I don't expect to ever bounce around like those guys did, but it does help to be able to both understand, and do some of the basics.

It may help in raising a confidence level on overall biking skills as well. I know it did me, there was 3 rollers at one area.. all a bit different in size, approach and dificulty level. Session session session...  builds confidence and skills for daily riding.

Jumping off an 8' rock, landing on a log with only one wheel, sort of made me look around for a beer stand and a hot dog..   forgot I wasn't at the circus... lol

Of course, that's my perspective on it.. based on my rides... /shrug


----------



## powhunter (Aug 24, 2009)

Nice report you guys....Tim your growing one helluva set of balls

steveo


----------



## awf170 (Aug 24, 2009)

Tim is getting too confident... I think it is time for another Lynn Woods ass kicking.


----------



## MR. evil (Aug 24, 2009)

awf170 said:


> Tim is getting too confident... I think it is time for another Lynn Woods ass kicking.
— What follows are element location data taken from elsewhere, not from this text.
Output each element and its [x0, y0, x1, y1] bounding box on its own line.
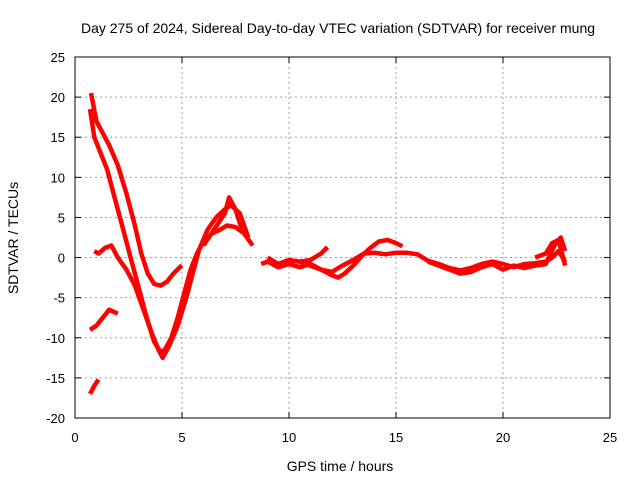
series-layer [87, 92, 568, 395]
x-tick-label: 5 [178, 430, 185, 445]
series-track-k [534, 237, 568, 267]
y-axis-label: SDTVAR / TECUs [5, 182, 21, 294]
chart-title: Day 275 of 2024, Sidereal Day-to-day VTE… [81, 20, 595, 36]
x-tick-label: 25 [603, 430, 617, 445]
y-tick-label: 5 [58, 210, 65, 225]
series-track-i [299, 245, 330, 264]
x-tick-label: 0 [71, 430, 78, 445]
y-tick-label: 20 [51, 90, 65, 105]
x-tick-label: 20 [496, 430, 510, 445]
y-tick-label: 15 [51, 130, 65, 145]
series-track-a [88, 92, 184, 288]
plot-frame [74, 56, 611, 419]
series-track-f [88, 378, 101, 395]
grid-layer [75, 57, 610, 418]
y-tick-label: -20 [46, 411, 65, 426]
series-track-c [93, 203, 251, 361]
y-tick-label: -10 [46, 331, 65, 346]
tick-layer: 0 5 10 15 20 25 -20 -15 -10 -5 0 5 10 15 20 25 [46, 50, 617, 445]
y-tick-label: 10 [51, 170, 65, 185]
x-tick-label: 10 [282, 430, 296, 445]
series-track-d [201, 195, 245, 247]
series-track-h [266, 237, 404, 280]
series-track-e [88, 307, 119, 332]
y-tick-label: 0 [58, 251, 65, 266]
x-axis-label: GPS time / hours [287, 458, 394, 474]
series-track-b [87, 108, 255, 355]
series-track-j [427, 235, 568, 276]
y-tick-label: 25 [51, 50, 65, 65]
y-tick-label: -15 [46, 371, 65, 386]
x-tick-label: 15 [389, 430, 403, 445]
y-tick-label: -5 [53, 291, 65, 306]
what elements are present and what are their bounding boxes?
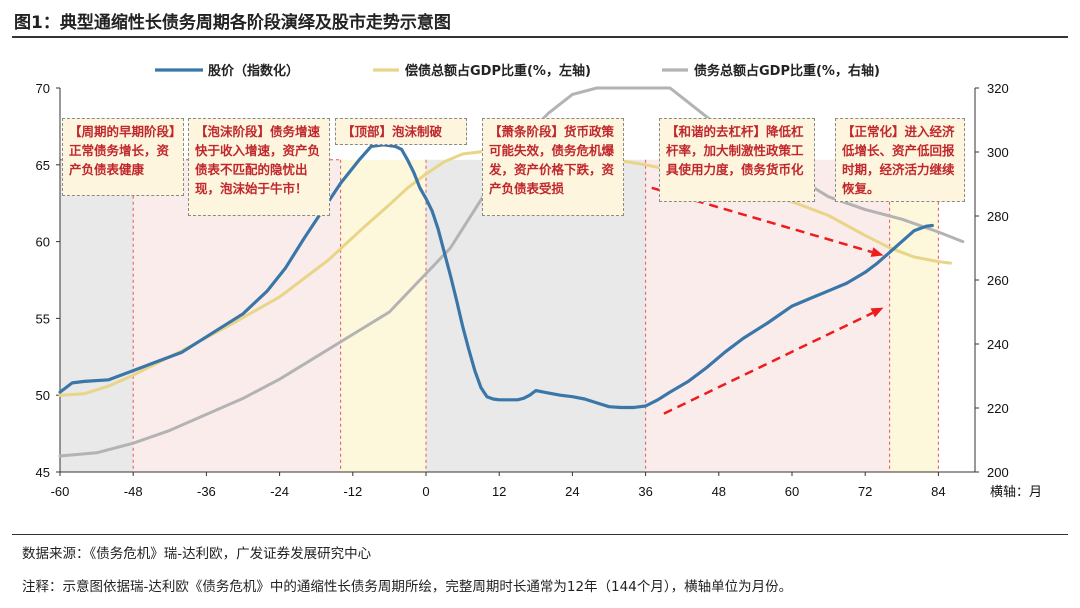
- x-tick-label: 36: [638, 484, 652, 499]
- y-right-tick-label: 240: [987, 337, 1009, 352]
- x-tick-label: 0: [422, 484, 429, 499]
- phase-annotation-6: 【正常化】进入经济低增长、资产低回报时期，经济活力继续恢复。: [835, 118, 965, 202]
- shade-band-5: [645, 159, 890, 473]
- x-tick-label: -36: [197, 484, 216, 499]
- y-right-tick-label: 260: [987, 273, 1009, 288]
- shade-band-6: [889, 159, 939, 473]
- y-left-tick-label: 65: [36, 158, 50, 173]
- y-left-tick-label: 55: [36, 311, 50, 326]
- y-left-tick-label: 50: [36, 388, 50, 403]
- legend-label-3: 债务总额占GDP比重(%，右轴): [694, 63, 880, 79]
- x-tick-label: -24: [270, 484, 289, 499]
- phase-annotation-5: 【和谐的去杠杆】降低杠杆率，加大制激性政策工具使用力度，债务货币化: [659, 118, 815, 202]
- y-right-tick-label: 300: [987, 145, 1009, 160]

Why do you think I am working on this stuff? It's so Lynn woods is just a little less of an ass kicking next time. BTW my riding partners from yesterday may join us at Lynn Woods, that will be sick!


----------



## MR. evil (Aug 24, 2009)

Trev said:


> Jumping off an 8' rock, landing on a log with only one wheel, sort of made me look around for a beer stand and a hot dog..   forgot I wasn't at the circus... lol
> 
> Of course, that's my perspective on it.. based on my rides... /shrug



lol

at time watching Jamie & 'new guy' Dave was like a cir-de-sole performance. I am still trying to put into words that monster rock Dave got up onto then wheelie dropped. Totally f'g awsome!


----------



## Trev (Aug 24, 2009)

Yea great stuff, can't wait to ride with those guys again.. nothing but inspiring.


----------



## gorgonzola (Aug 25, 2009)

cool ride pics and report - theres nothing more fun than riding with folks that are on a level beyond that are cool and encouraging like that!


----------